La señora Smith y la piedra pulida
(sobre Éramos tan niños de Patti Smith)


Hay una creencia religiosa y algo romántica que dice que el día final seremos juzgados por nuestros actos, veremos con brillo, oscuridad e incandescencia nuestras vidas, desde esos últimos segundos. En Éramos tan niños, la autobiografía de Patti Smith, lo primero que sucede es que quedamos pegados al libro. Lo segundo es que sentimos que ese día ya ha llegado.
Lectora durante su adolescencia de Rimbaud, lectora durante estos últimos años de Bolaño, lectora incansable desde pequeña, poetisa, pintora, cantante, ícono del punk (etc., etc.), Patti Smith elige narrar, desde la distancia otorgada por el paso del tiempo, la consagración y el duelo, sus inicios artísticos y, en el centro de ellos, su relación con Robert Mapplethorpe (1946-1989). Eso implica enfocar la narración menos en los años de éxito que en los días arduos y miserables: allí está Patti, sola, huyendo de su casa familiar, dejando a su carrera y dando en adopción a su primer hijo, parada ante la estatua de Juana de Arco, sin un centavo, las manos en la panza vacía, prometiendo hacer algo con su vida. Allí está Robert, solo, lejos de su familia, vagando en tierras de nadie, luego de haber probado LSD por primera vez, postrado ante sus dibujos y sus láminas, escribiendo “Destrucción del universo. 30 de mayo de 1967” y prometiéndose que
a partir de entonces se hará artista, a toda costa, sea lo que sea que eso signifique.

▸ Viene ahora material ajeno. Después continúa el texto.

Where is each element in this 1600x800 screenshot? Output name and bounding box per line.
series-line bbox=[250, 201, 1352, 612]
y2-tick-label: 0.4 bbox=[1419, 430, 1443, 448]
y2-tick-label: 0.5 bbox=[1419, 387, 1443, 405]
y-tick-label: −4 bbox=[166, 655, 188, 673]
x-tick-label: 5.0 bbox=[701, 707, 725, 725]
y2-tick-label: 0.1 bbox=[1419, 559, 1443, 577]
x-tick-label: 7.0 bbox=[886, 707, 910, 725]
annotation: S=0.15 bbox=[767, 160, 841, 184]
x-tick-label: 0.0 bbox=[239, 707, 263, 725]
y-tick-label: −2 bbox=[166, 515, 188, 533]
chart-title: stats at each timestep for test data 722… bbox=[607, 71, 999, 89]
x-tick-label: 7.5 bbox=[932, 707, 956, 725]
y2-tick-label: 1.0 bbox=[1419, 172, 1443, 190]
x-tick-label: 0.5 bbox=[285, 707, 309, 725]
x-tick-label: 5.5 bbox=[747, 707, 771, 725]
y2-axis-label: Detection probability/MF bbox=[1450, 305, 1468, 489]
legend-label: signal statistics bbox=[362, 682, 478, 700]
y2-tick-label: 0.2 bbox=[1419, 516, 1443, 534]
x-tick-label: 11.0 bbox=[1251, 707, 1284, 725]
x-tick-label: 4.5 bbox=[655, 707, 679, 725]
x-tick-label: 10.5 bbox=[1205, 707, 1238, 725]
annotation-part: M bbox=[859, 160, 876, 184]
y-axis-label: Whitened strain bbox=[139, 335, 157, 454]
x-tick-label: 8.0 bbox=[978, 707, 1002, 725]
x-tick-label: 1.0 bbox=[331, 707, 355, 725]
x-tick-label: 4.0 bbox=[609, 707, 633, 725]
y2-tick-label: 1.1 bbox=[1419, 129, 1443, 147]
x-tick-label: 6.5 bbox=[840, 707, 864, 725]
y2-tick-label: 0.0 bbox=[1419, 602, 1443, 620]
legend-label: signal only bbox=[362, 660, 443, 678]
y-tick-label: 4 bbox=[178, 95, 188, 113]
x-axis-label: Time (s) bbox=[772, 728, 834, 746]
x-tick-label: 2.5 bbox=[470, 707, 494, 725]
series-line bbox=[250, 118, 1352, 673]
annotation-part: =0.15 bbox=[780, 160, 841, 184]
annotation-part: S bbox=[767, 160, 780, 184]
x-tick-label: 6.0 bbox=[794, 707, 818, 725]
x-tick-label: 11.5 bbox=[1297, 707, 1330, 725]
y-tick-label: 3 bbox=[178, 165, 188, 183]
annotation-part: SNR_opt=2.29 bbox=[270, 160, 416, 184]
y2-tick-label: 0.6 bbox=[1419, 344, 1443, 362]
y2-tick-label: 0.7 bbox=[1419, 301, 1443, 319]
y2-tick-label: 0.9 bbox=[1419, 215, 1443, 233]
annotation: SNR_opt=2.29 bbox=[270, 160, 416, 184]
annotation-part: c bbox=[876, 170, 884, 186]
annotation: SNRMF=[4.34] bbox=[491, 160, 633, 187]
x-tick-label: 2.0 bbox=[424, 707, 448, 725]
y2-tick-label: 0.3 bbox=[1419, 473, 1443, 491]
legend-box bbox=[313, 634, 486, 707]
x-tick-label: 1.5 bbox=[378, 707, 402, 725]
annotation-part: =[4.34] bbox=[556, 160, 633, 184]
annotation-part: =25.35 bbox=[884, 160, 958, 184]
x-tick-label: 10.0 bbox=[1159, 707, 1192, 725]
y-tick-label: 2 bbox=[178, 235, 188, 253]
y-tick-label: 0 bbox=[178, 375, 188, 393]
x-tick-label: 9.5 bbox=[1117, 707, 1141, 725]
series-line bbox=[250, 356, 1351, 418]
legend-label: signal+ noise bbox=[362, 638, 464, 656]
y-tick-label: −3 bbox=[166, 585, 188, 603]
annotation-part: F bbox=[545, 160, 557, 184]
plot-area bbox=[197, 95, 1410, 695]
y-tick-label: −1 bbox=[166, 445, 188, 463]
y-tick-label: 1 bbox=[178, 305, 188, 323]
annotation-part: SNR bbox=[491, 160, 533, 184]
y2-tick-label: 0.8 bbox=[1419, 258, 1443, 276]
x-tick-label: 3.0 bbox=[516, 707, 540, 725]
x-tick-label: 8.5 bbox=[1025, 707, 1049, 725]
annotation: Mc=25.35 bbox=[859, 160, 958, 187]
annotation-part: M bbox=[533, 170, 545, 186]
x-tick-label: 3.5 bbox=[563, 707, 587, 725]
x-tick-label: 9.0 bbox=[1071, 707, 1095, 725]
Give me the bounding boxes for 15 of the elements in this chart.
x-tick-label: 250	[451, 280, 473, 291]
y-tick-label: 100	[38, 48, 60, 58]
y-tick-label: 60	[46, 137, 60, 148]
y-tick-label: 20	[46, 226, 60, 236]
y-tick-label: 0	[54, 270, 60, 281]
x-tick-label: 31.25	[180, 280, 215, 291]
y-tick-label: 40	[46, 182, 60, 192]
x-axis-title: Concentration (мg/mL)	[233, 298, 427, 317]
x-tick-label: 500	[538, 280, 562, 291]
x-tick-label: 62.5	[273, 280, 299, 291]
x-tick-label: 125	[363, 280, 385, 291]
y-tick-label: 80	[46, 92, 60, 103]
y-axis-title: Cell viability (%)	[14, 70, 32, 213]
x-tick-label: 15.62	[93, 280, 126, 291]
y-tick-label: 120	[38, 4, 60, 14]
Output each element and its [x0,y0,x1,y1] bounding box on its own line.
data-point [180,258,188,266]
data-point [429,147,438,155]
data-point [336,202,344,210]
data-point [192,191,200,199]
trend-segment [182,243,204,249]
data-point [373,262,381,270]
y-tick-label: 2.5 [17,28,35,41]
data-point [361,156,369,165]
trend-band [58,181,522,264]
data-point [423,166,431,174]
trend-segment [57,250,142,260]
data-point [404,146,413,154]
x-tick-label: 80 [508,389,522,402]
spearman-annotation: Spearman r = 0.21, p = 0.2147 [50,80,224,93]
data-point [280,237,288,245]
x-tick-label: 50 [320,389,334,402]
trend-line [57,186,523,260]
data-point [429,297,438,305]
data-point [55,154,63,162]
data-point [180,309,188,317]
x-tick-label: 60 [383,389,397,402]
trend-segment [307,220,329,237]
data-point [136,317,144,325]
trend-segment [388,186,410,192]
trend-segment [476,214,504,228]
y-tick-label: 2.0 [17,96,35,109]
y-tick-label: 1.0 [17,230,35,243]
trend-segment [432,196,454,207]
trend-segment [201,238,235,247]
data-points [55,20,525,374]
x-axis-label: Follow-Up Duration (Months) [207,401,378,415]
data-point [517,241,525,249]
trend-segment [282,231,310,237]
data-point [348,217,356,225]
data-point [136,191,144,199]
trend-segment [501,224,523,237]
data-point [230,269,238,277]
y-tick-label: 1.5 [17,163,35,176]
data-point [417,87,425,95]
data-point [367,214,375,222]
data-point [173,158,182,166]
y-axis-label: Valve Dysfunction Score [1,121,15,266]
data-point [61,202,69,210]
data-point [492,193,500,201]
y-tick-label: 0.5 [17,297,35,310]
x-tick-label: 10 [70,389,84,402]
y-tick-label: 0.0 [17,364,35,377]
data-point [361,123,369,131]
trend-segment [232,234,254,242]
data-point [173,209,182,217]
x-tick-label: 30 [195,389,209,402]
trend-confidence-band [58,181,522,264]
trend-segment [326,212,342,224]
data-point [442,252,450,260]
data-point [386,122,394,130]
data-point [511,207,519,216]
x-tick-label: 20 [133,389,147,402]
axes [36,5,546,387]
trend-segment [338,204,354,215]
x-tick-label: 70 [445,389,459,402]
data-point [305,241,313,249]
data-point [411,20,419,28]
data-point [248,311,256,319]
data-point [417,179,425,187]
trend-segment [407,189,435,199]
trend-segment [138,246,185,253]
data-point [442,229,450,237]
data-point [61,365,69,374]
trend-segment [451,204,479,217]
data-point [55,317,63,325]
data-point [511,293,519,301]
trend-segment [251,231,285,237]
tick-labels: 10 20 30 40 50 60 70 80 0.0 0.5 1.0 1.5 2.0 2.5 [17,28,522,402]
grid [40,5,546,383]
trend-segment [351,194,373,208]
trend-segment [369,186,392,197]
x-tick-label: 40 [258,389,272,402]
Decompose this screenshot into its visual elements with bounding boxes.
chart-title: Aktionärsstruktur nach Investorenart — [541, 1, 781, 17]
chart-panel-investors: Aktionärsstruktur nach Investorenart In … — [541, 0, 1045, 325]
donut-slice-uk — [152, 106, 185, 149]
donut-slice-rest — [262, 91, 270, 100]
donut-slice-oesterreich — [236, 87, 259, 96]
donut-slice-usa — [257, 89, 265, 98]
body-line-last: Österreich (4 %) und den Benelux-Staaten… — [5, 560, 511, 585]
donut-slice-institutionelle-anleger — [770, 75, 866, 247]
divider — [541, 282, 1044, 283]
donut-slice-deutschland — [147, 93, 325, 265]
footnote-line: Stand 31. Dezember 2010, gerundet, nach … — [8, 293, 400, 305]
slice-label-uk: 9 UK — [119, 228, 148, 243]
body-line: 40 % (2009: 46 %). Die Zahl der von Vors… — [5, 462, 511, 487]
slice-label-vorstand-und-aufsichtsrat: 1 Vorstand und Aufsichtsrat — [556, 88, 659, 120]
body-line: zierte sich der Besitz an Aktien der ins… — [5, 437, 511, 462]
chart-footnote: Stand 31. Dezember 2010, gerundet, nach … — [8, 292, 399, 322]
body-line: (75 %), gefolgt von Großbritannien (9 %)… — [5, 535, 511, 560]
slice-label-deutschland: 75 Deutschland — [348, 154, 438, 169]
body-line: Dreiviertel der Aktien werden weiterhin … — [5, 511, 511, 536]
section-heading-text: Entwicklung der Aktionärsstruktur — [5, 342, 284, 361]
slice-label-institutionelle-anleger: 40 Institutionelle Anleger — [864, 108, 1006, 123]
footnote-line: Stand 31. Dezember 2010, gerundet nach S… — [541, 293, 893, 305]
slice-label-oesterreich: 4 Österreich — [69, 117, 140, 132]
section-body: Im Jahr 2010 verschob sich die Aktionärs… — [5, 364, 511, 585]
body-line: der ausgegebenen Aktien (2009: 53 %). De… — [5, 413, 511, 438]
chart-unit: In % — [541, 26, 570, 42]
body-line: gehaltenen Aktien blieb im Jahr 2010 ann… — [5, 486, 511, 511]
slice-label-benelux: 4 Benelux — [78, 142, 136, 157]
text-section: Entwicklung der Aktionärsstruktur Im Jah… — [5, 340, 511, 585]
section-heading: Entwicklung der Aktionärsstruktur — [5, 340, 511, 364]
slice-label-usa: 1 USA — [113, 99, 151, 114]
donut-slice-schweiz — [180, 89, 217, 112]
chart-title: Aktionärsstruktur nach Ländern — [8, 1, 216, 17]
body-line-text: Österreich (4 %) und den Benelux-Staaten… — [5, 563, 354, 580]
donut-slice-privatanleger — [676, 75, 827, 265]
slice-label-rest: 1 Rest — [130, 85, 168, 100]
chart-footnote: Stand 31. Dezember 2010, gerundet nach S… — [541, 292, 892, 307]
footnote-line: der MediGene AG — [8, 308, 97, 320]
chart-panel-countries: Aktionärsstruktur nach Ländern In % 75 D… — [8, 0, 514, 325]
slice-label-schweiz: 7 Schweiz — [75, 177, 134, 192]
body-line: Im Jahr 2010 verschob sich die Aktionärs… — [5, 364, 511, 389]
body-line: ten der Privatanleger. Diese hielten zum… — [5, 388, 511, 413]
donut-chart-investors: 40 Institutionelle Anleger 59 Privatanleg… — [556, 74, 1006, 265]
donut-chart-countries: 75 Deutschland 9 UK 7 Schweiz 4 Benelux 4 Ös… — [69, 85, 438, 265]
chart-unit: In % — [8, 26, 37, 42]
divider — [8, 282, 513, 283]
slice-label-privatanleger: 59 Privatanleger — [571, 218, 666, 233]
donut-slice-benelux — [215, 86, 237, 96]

Eramos tan niños es, así, un documento de época, un retrato de los artistas en Nueva York a finales de los 60 y 70 cuyo episodio central tiene lugar en el famoso Hotel Chelsea y es, también, un manual acerca de las reglas del arte y el éxito y el fracaso en el arte, rodeado de adolescentes precoces y de artistas emergentes reunidos alrededor del señor Warhol o su sombra, tan preocupados con una forma artística como con las reglas de cortesía, la caza de contactos y las formas de vestir (allí están las fotos del libro, recordándonos eso, la ingenuidad y el poder que hay en eso).
Sucede que la autobiografía de Patti Smith es, antes que nada, una declaración de amor. Y podríamos pensar que el objeto de esa declaración de amor es Robert Mapplethorpe, figura central del libro, a la que por momentos Patti le habla, como si fuese un fantasma delante o encima de nosotros. Pero también podríamos ir más allá, pensar que el objeto de esa declaración de amor son Patti y Mapplethorpe, eternizados, sellados por la escritura, detenidos para siempre en una de las fotos del libro, aquella en la que acaban de despertar: él bosteza, ella lee o hace que lee. Y amanece.
O ir aún más lejos, entendiendo que la declaración de amor no es sólo a los sujetos y a s
u historia (su pasado) sino al amor y al arte (en un sentido profundamente vital y religioso). Esa es la única certeza de los niños adolescentes del libro de Patti Smith, ese es el motivo que los une y que los cobija y que por poco los destroza: la decisión de ser artistas, de ver y habitar el mundo de otro modo. Así, en esta versión que la señora Smith hace del “juego de la vida” la maternidad no es una imposición, el amor no es monogámico, el cariño no es monogámico, los géneros no importan, el arte no es un punto de llegada (el libro apenas si cuenta la entrada imprevisible de Patti Smith en el mundo del punk) y de todas las estrellas que hay en el cielo, una se tiró por la ventana, otra se ahorcó, una se apagó silenciosamente, otra murió de sobredosis y la más importante enfermó de Sida.
No es un panorama muy consolador, sino fuese porque quedó Patti, recuperando los días perdidos, puliéndolos como una piedra de la que se extrae fuerza. Entregándonos esa fuerza.
Éramos tan niños es, así, un amuleto, al igual que el collar persa que va de Patti a Robert y de él a ella, todo a lo largo del libro, un objeto precioso que está vivo (circula de acá para allá) y que tenemos allí ante nuestros ojos, invisible como una creencia, como la voluntad o la energía.
De ese modo, nunca hemos estado ante una autobiografía o una novela, sino a
nte una maqueta. Una maqueta que se abre y nos enseña un mundo. Un mundo que es un conjuro o una bendición. El problema es que, como en los buenos libros, por momentos preferiríamos ya no volver a casa y quedarnos a vivir en él.